Wenn Sie vor einem britischen Gericht landen, könnte ein Roboter dabei helfen, über Ihr rechtliches Schicksal zu entscheiden. Das britische Justizamt hat am Dienstag Leitlinien herausgegeben, die es Richtern ermöglichen, ChatGPT und andere Tools der künstlichen Intelligenz zu verwenden, um Gerichtsurteile zu verfassen und verschiedene andere Aufgaben auszuführen.

„Der Einsatz künstlicher Intelligenz (‚KI‘) in der gesamten Gesellschaft nimmt zu und ihre Relevanz für die Gerichte und Tribunalsysteme nimmt zu“, sagte das Office of Justice, das Richter, Richter und Gerichtsgremiumsmitglieder in England und Wales beaufsichtigt, in einer Erklärung. „Diese Leitlinien sind der erste Schritt in einer Reihe geplanter künftiger Arbeiten zur Unterstützung des Engagements der Justiz im Bereich der künstlichen Intelligenz.“

Für diejenigen, die beobachtet haben, wie künstliche Intelligenz in unsere verschiedenen Rechtssysteme Einzug hält, mag dieser Wandel überraschend sein. Anfang dieses Jahres wurden zwei New Yorker Anwälte mit einer Geldstrafe von 5.000 US-Dollar belegt, nachdem sie von ChatGPT verfasste Rechtsdokumente eingereicht hatten, in denen künstliche Intelligenz Zitate und Zitate verfasste. Im Oktober sagte der verurteilte Fugees-Rapper Prakazrel „Pras“ Michél, sein ehemaliger Anwalt habe seinen Prozess mit von künstlicher Intelligenz verfassten Schlussplädoyers verpfuscht.

Aber Berichte über die potenziellen Gefahren künstlicher Intelligenz haben Anwälte und andere Beamte nicht davon abgehalten, sich kopfüber in die Technologie zu stürzen.

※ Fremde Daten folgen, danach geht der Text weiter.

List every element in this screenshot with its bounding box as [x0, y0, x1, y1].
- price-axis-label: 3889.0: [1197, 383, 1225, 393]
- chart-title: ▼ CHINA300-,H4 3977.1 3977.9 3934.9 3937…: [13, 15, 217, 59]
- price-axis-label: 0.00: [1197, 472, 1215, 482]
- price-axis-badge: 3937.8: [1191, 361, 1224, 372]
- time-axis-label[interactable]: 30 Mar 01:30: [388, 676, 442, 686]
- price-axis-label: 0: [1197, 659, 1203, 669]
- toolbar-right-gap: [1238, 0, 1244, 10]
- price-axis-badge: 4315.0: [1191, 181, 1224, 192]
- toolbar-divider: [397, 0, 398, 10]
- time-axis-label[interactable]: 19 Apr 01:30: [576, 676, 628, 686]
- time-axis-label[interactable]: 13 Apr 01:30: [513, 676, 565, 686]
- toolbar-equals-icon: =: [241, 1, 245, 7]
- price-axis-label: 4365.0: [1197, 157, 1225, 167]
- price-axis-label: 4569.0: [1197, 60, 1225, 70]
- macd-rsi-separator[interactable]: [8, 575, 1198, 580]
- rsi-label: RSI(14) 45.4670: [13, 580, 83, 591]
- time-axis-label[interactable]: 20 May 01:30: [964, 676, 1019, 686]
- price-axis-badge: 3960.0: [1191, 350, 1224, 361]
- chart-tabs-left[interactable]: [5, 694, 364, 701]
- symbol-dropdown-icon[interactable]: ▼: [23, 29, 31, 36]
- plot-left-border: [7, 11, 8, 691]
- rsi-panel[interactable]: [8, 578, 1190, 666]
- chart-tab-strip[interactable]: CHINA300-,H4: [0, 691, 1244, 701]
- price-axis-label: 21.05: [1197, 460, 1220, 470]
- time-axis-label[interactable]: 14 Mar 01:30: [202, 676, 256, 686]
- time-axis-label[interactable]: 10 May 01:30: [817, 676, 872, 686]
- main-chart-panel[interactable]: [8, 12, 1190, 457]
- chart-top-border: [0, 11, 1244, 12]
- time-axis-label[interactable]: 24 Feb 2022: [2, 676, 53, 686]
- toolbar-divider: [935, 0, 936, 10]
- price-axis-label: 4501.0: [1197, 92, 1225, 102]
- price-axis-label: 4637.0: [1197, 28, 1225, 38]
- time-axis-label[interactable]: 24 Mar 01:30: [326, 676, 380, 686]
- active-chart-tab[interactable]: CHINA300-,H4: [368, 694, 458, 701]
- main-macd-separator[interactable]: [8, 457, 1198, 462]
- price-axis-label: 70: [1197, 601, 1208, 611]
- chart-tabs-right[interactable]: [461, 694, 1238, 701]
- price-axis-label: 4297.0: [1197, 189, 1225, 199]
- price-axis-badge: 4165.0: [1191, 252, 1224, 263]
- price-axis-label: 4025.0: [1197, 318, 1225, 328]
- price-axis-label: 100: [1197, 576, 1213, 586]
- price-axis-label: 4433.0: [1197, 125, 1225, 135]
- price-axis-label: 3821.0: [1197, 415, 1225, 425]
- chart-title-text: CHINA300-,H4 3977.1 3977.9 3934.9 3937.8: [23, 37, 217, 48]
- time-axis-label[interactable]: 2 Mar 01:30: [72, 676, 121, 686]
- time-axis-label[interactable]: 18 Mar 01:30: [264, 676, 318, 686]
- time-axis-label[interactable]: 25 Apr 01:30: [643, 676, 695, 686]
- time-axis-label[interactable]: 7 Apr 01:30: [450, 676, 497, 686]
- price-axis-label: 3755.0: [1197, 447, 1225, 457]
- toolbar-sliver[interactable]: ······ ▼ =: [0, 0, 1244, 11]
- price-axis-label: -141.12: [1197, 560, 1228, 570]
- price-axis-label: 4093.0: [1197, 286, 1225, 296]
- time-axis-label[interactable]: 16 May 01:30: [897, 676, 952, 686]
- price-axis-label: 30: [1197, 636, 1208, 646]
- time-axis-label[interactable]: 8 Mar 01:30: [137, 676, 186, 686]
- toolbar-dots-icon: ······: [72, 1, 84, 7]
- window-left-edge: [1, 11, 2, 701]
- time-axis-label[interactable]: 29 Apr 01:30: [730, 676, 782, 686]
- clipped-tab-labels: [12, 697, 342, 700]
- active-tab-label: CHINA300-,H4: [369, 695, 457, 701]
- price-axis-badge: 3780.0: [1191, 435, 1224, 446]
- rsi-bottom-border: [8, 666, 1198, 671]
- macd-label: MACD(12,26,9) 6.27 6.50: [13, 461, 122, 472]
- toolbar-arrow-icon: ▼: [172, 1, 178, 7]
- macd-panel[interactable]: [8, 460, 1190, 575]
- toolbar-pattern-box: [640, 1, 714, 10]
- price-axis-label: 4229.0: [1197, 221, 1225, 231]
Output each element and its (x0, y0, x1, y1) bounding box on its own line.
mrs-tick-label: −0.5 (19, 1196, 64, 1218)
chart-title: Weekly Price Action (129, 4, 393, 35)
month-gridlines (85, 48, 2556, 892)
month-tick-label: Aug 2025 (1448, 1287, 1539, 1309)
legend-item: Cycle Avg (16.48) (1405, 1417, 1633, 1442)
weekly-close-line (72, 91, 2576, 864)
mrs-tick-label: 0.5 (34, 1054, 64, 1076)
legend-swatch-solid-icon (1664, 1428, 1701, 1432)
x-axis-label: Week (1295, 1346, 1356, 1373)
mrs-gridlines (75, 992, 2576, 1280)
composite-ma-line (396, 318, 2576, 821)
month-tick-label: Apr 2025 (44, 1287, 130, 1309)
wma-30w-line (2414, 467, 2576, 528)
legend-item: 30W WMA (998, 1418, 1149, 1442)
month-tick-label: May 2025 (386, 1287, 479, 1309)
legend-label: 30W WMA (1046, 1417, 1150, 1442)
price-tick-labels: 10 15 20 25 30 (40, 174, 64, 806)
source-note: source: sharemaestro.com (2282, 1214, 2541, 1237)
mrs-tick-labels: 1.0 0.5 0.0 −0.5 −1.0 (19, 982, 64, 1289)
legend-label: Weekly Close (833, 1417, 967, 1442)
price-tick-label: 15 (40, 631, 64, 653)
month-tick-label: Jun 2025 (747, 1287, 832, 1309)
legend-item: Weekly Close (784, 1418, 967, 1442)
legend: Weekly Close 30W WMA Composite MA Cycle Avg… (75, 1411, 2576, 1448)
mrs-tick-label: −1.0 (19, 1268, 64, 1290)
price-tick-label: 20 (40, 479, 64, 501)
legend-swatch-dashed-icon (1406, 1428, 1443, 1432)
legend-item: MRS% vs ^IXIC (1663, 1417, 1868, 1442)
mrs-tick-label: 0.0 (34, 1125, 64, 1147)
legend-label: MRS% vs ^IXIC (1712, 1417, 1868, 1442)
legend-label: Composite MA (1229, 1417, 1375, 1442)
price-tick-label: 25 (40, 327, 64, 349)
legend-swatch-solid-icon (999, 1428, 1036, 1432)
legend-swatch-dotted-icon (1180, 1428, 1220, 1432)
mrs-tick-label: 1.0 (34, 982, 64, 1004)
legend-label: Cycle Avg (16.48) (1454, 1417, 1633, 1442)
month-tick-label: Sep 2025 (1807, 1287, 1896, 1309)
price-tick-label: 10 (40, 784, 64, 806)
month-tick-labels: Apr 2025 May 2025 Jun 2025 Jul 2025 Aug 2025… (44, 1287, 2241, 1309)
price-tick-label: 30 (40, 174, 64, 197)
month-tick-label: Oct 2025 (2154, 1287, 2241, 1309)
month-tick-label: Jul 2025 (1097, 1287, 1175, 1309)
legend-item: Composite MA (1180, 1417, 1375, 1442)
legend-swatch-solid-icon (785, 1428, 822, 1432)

Dies zeigt sich besonders deutlich im Vereinigten Königreich, wo Richter offenbar an der Technologie interessiert sind. Im September nutzte Lord Justice Birss vom Berufungsgericht von England und Wales ChatGPT, um eine Rechtstheorie zusammenzufassen, mit der er nicht vertraut war, und kopierte die Ergebnisse in ein formelles Urteil. Birss nannte künstliche Intelligenz ein „sehr nützliches“ Werkzeug.

Während das Amt für Justiz die potenziellen Fallstricke künstlicher Intelligenz anerkennt, ebnet der Leitfaden britischen Richtern den Weg, die Technologie zu nutzen.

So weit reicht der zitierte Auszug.